Koeman may have shocked supporters with his assertion that from a physical point of view Everton are at "70 percent" for Saturday's season opener, but it's not a surprising assessment. Successive seasons defined by the concession of late goals and players seemingly running on empty well before the final whistle requires a considerable fix. Rebuilding this squad mentally is just as important as the physical aspect, and recent transfer dealings imply a conscious effort to turn Everton into a stronger and more aggressive unit.

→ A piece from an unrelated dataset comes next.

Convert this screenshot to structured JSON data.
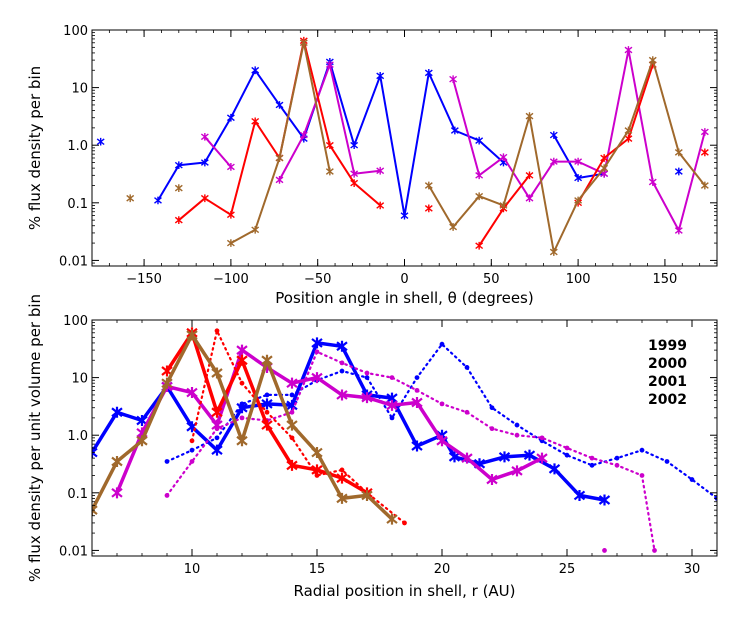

Improvement when not in possession is vital and Koeman has rightly highlighted the importance of the work his players do without the ball. One such player recruited with this in mind is Gueye, signed from relegated Aston Villa for £7.1 million. Despite featuring in one of the worst Premier League teams in recent memory, the aggressive central midfielder ended last season second only to N'Golo Kante in tackles won and interceptions. Only Norwich made fewer interceptions than Everton in 2015-16.
Along with fellow new signing goalkeeper Stekelenburg, Gueye looks set to make his debut this weekend and can add steel to a team Koeman has already declared too nice, but £9m centre-back Ashley Williams is not match-ready after an extended summer break following Wales' Euro 2016 exploits.
Another player who will not feature this weekend is John Stones, the player whose No. 5 shirt Williams has taken: the highly rated defender has finally completed his £47.5m move to Manchester City. After resisting Chelsea's advances throughout last summer, a Stones exit felt inevitable this time around; keeping an unhappy player for a second successive season benefits nobody. Such a fee for a player who cost £3 million and still has only 77 Premier League appearances to his name is excellent business.
In swapping the laid-back approach of Stones for the no-nonsense Williams, Koeman seems to have found the type of player this defence has craved for a few years: an experienced leader who prioritises the basics above all else. Williams averaged more tackles, blocks, interceptions and clearances per game than the departed Stones and current senior centre-backs Phil Jagielka and Ramiro Funes Mori last season.
As Williams adjusts to his new surroundings and reaches match fitness, the immediate concern for Koeman is finding a way for his team in transition to overcome an impressive and settled Tottenham side looking to build on last season's title challenge. For the Everton players, this is the first real test showing how well (or not) they are adapting to Koeman's methods thus far.
Koeman's first Everton XI will consist largely of players inherited from Roberto Martinez although doubts over Romelu Lukaku and Seamus Coleman highlight how thin this squad remains at right-back and centre-forward. This imbalance is sure to be a factor behind Koeman eyeing another three or four new players before the close of the transfer window.
Should Lukaku recover from a heel injury sustained in the 1-0 friendly defeat to Espanyol, the Everton No.10 will be keen to halt the 10-game goalless run that ended his otherwise impressive 2015-16 season, but options are limited should either Coleman or Lukaku miss out. The promising but untried Mason Holgate could make his first-team debut at right-back, while the underwhelming Arouna Kone or the experimental option of Gerard Deulofeu could start up front.
With the spectre of the fewest home points in a league season hanging over them, Everton are out to halt a run of three consecutive 2-2 draws on the opening day and earn just a second first-game win since 2007.
Frustration is foreseeable ahead of a tough opening fixture and a seemingly unprepared squad, but the most reassuring aspect is having Koeman in the dugout. Supporters already value his honest appraisals, and his high standards and gradual rebuilding of the squad paint a brighter long-term picture even if there may be a few hiccups along the way.